Bunun için merkezi ve yerel yönetimlerin sosyal yardım verilerini Bütünleşik Sosyal Yardım Bilgi Sistemi’ne entegre ederek veri paylaşımının sağlanacağını dile getiren Erdoğan, “Şeffaflığı artırmak gayesiyle bütçe sonuçlarını, politika gelişmelerini ve hedeflerimizi üç ayda bir Kamu Maliyesi Raporu’yla milletimizle paylaşıyoruz. Halkımızın ödediği her bir kuruş verginin nerelere harcandığını çok daha net görebilmesi için maliye politika uygulamalarını yakından takip edebilmesini temin ediyoruz.” şeklinde konuştu.

“Nakit yönetiminde verimliliği sağlıyoruz”

Cumhurbaşkanı Erdoğan, bugünlerde pek çok ülkenin milli gelirinin katbekat üzerine çıkan borçlarının sıkıntısıyla uğraştığını, Türkiye’nin kamu borcunun milli gelire oranının ise yüzde 41 seviyesinde olduğunu söyledi.

Buna karşılık Avrupa Birliği ülkelerinin borçluluk ortalamasının yüzde 90’a yakın olduğunu belirten Erdoğan, konuşmasını şöyle sürdürdü:

“Yıllardır uyguladığımız mali disiplin geleneği sayesinde güçlü bir borç yönetimi çerçevesine sahibiz. Borç yönetimini bütçe finansmanı için borçlanmanın yanında borç stokunun yapısını da idare etme yaklaşımıyla yürütüyoruz. Bu çerçevede borç stokunun dış şoklara karşı duyarlılığını azaltabilmek için döviz cinsi borçların toplam borç stoku içerisindeki payını düşürüyoruz. Ağırlıklı olarak kendi paramızla borçlanacak Türk lirası cinsi senetleri kullanacağız. Borçlanmanın ortalama vadesini piyasa şartlarıyla uyumlu olarak artırıyoruz. Hazine nakit yönetimini de daha güçlü hale getiriyoruz. Bunun için hazinenin kullanımı dışında kalan kurumların hesabını tek hazine kurumlar hesabı sisteminde toplayarak nakit yönetiminde verimliliği sağlıyoruz.”

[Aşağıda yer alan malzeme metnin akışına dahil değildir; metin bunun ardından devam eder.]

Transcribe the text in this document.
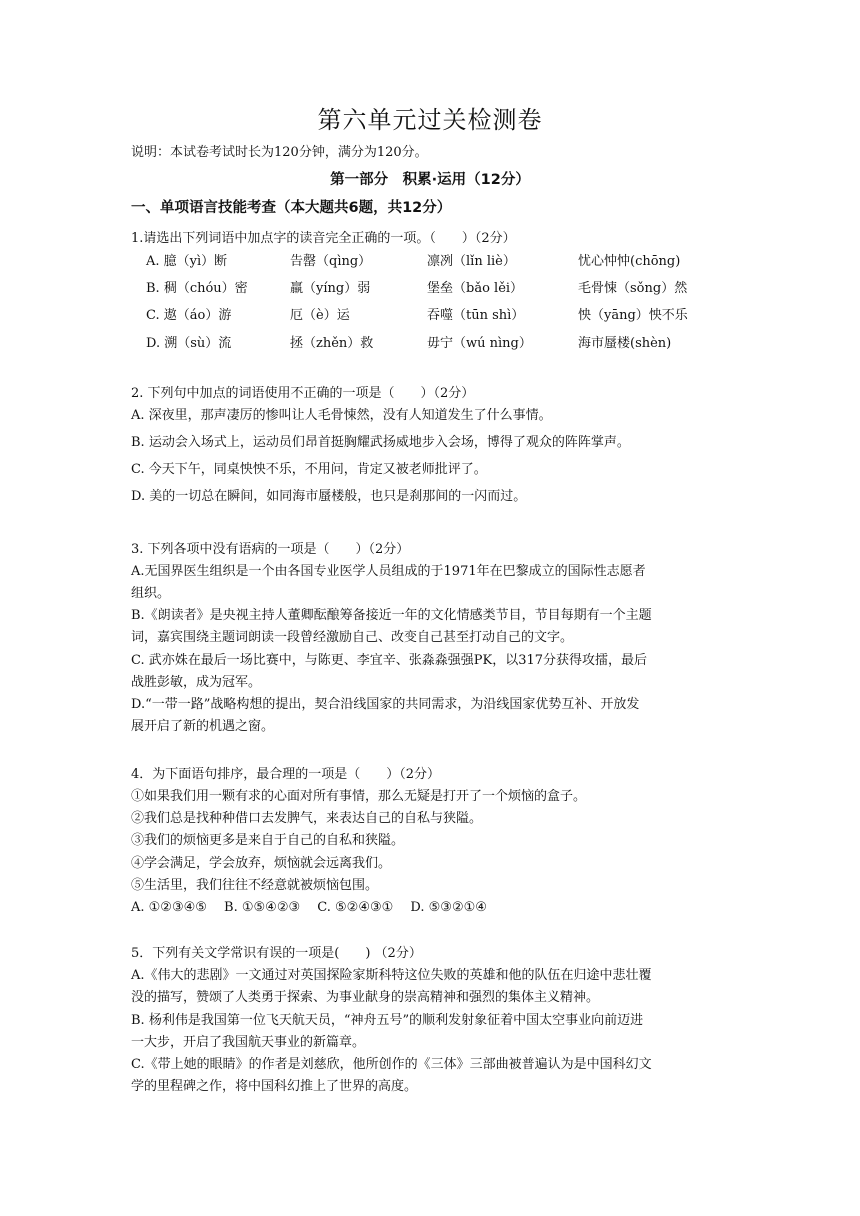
第六单元过关检测卷
说明：本试卷考试时长为120分钟，满分为120分。
第一部分　积累·运用（12分）
一、单项语言技能考查（本大题共6题，共12分）
1.请选出下列词语中加点字的读音完全正确的一项。（　　）（2分）
A. 臆（yì）断	告罄（qìng）	凛冽（lǐn liè）	忧心忡忡(chōng)
B. 稠（chóu）密	羸（yíng）弱	堡垒（bǎo lěi）	毛骨悚（sǒng）然
C. 遨（áo）游	厄（è）运	吞噬（tūn shì）	怏（yāng）怏不乐
D. 溯（sù）流	拯（zhěn）救	毋宁（wú nìng）	海市蜃楼(shèn)
2. 下列句中加点的词语使用不正确的一项是（　　）（2分）
A. 深夜里，那声凄厉的惨叫让人毛骨悚然，没有人知道发生了什么事情。
B. 运动会入场式上，运动员们昂首挺胸耀武扬威地步入会场，博得了观众的阵阵掌声。
C. 今天下午，同桌怏怏不乐，不用问，肯定又被老师批评了。
D. 美的一切总在瞬间，如同海市蜃楼般，也只是刹那间的一闪而过。
3. 下列各项中没有语病的一项是（　　）（2分）
A.无国界医生组织是一个由各国专业医学人员组成的于1971年在巴黎成立的国际性志愿者
组织。
B.《朗读者》是央视主持人董卿酝酿筹备接近一年的文化情感类节目，节目每期有一个主题
词，嘉宾围绕主题词朗读一段曾经激励自己、改变自己甚至打动自己的文字。
C. 武亦姝在最后一场比赛中，与陈更、李宜辛、张淼淼强强PK，以317分获得攻擂，最后
战胜彭敏，成为冠军。
D.“一带一路”战略构想的提出，契合沿线国家的共同需求，为沿线国家优势互补、开放发
展开启了新的机遇之窗。
4．为下面语句排序，最合理的一项是（　　）（2分）
①如果我们用一颗有求的心面对所有事情，那么无疑是打开了一个烦恼的盒子。
②我们总是找种种借口去发脾气，来表达自己的自私与狭隘。
③我们的烦恼更多是来自于自己的自私和狭隘。
④学会满足，学会放弃，烦恼就会远离我们。
⑤生活里，我们往往不经意就被烦恼包围。
A. ①②③④⑤　 B. ①⑤④②③　 C. ⑤②④③①　 D. ⑤③②①④
5．下列有关文学常识有误的一项是(　　) （2分）
A.《伟大的悲剧》一文通过对英国探险家斯科特这位失败的英雄和他的队伍在归途中悲壮覆
没的描写，赞颂了人类勇于探索、为事业献身的崇高精神和强烈的集体主义精神。
B. 杨利伟是我国第一位飞天航天员，“神舟五号”的顺利发射象征着中国太空事业向前迈进
一大步，开启了我国航天事业的新篇章。
C.《带上她的眼睛》的作者是刘慈欣，他所创作的《三体》三部曲被普遍认为是中国科幻文
学的里程碑之作，将中国科幻推上了世界的高度。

“Vergi politikalarını sadeleştiriyoruz”

Cumhurbaşkanı Recep Tayyip Erdoğan, ülkenin risk primini düşürerek borçlanma maliyetlerini aşağıya çekecek politikaları tahkim ettiklerini belirterek, kamu maliyesinin gelir tarafını oluşturan vergi politikalarını hem sadeleştirdiklerini hem de öngörülebilirliği artıran adımlar attıklarını kaydetti.

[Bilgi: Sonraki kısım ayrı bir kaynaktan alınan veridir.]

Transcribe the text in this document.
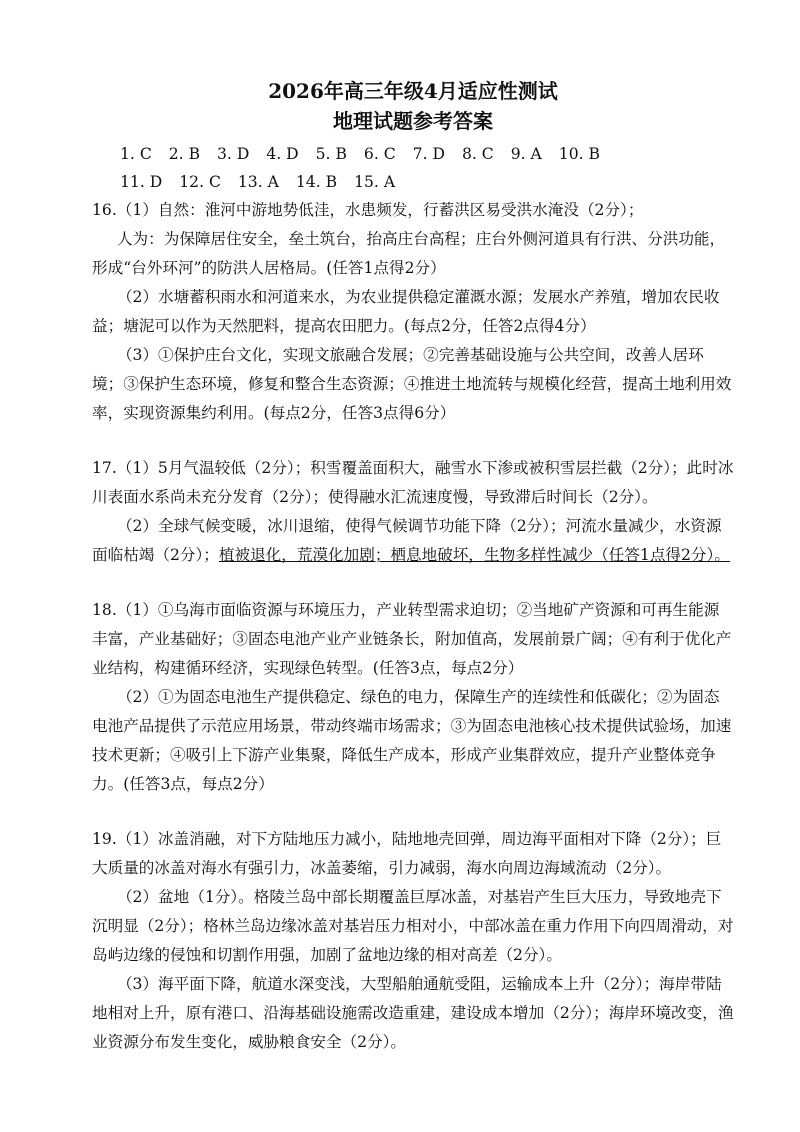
2026年高三年级4月适应性测试

地理试题参考答案

1. C 2. B 3. D 4. D 5. B 6. C 7. D 8. C 9. A 10. B
11. D 12. C 13. A 14. B 15. A

16.（1）自然：淮河中游地势低洼，水患频发，行蓄洪区易受洪水淹没（2分）；

人为：为保障居住安全，垒土筑台，抬高庄台高程；庄台外侧河道具有行洪、分洪功能，形成“台外环河”的防洪人居格局。(任答1点得2分）

（2）水塘蓄积雨水和河道来水，为农业提供稳定灌溉水源；发展水产养殖，增加农民收益；塘泥可以作为天然肥料，提高农田肥力。(每点2分，任答2点得4分）

（3）①保护庄台文化，实现文旅融合发展；②完善基础设施与公共空间，改善人居环境；③保护生态环境，修复和整合生态资源；④推进土地流转与规模化经营，提高土地利用效率，实现资源集约利用。(每点2分，任答3点得6分）

17.（1）5月气温较低（2分）；积雪覆盖面积大，融雪水下渗或被积雪层拦截（2分）；此时冰川表面水系尚未充分发育（2分）；使得融水汇流速度慢，导致滞后时间长（2分）。

（2）全球气候变暖，冰川退缩，使得气候调节功能下降（2分）；河流水量减少，水资源面临枯竭（2分）；植被退化，荒漠化加剧；栖息地破坏，生物多样性减少（任答1点得2分）。

18.（1）①乌海市面临资源与环境压力，产业转型需求迫切；②当地矿产资源和可再生能源丰富，产业基础好；③固态电池产业产业链条长，附加值高，发展前景广阔；④有利于优化产业结构，构建循环经济，实现绿色转型。(任答3点，每点2分）

（2）①为固态电池生产提供稳定、绿色的电力，保障生产的连续性和低碳化；②为固态电池产品提供了示范应用场景，带动终端市场需求；③为固态电池核心技术提供试验场，加速技术更新；④吸引上下游产业集聚，降低生产成本，形成产业集群效应，提升产业整体竞争力。(任答3点，每点2分）

19.（1）冰盖消融，对下方陆地压力减小，陆地地壳回弹，周边海平面相对下降（2分）；巨大质量的冰盖对海水有强引力，冰盖萎缩，引力减弱，海水向周边海域流动（2分）。

（2）盆地（1分）。格陵兰岛中部长期覆盖巨厚冰盖，对基岩产生巨大压力，导致地壳下沉明显（2分）；格林兰岛边缘冰盖对基岩压力相对小，中部冰盖在重力作用下向四周滑动，对岛屿边缘的侵蚀和切割作用强，加剧了盆地边缘的相对高差（2分）。

（3）海平面下降，航道水深变浅，大型船舶通航受阻，运输成本上升（2分）；海岸带陆地相对上升，原有港口、沿海基础设施需改造重建，建设成本增加（2分）；海岸环境改变，渔业资源分布发生变化，威胁粮食安全（2分）。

Esnafa güzel bir müjde vermek istediğini belirten Erdoğan, şöyle devam etti:

“Salgın döneminde esnafımızın ne gibi zorluklarla mücadele ettiğini biliyoruz. Reform paketimizde dar gelirli küçük esnafımıza yönelik bir vergi muafiyeti de yer alıyor. Basit usulde vergilendirilen kuaför, tesisatçı, tuhafiyeci, marangoz, tornacı, çay ocağı işletmecisi, terzi ve tamirci gibi yaklaşık 850 bin esnafımızı gelir vergisinden muaf tutuyor, beyan yükümlülüklerini de kaldırıyoruz. Kapsama giren esnafımızı çok ciddi olarak rahatlatacağına inandığım bu kararın şimdiden hayırlı olmasını diliyorum. Vergi Usul Kanunu’nu kayıt dışılığı azaltacak ve vergiye uyumu teşvik edecek şekilde güncelliyoruz. Güncelleme sonrasında mükelleflerimizin noter tasdiki, muhafaza ve bildirim gibi yükümlülükleri önemli ölçüde hafifletilmiş olacaktır. Vergi cezalarında uzlaşma kapsamını genişletiyoruz. Elektronik defter ve elektronik belge kullanımı uygulamasını kademeli olarak yaygınlaştırarak vergi kayıp ve kaçağını azaltıyoruz. Vatandaşlarımız vergi dairesine bizzat gitmeden işlemlerini dijital ortamda yapabilsinler diye 7 gün 24 saat hizmet verecek Türkiye Dijital Vergi Dairesi uygulamasını başlatıyoruz.”

“Dijital Vergi Asistanı”

Erdoğan, mükellef memnuniyetini sağlamak ve hizmet kalitesini artırmak için “Dijital Vergi Asistanı” sistemini devreye aldıklarını söyledi.

Uluslararası yatırımcıların vergi konusunda karşılaştıkları sorunları da reform kapsamına aldıklarını anlatan Erdoğan, bu çerçevede ortaya çıkabilecek muhtemel sıkıntıları engellemek amacıyla Çifte Vergilendirmeyi Önleme Anlaşmalarını revize ettiklerini bildirdi.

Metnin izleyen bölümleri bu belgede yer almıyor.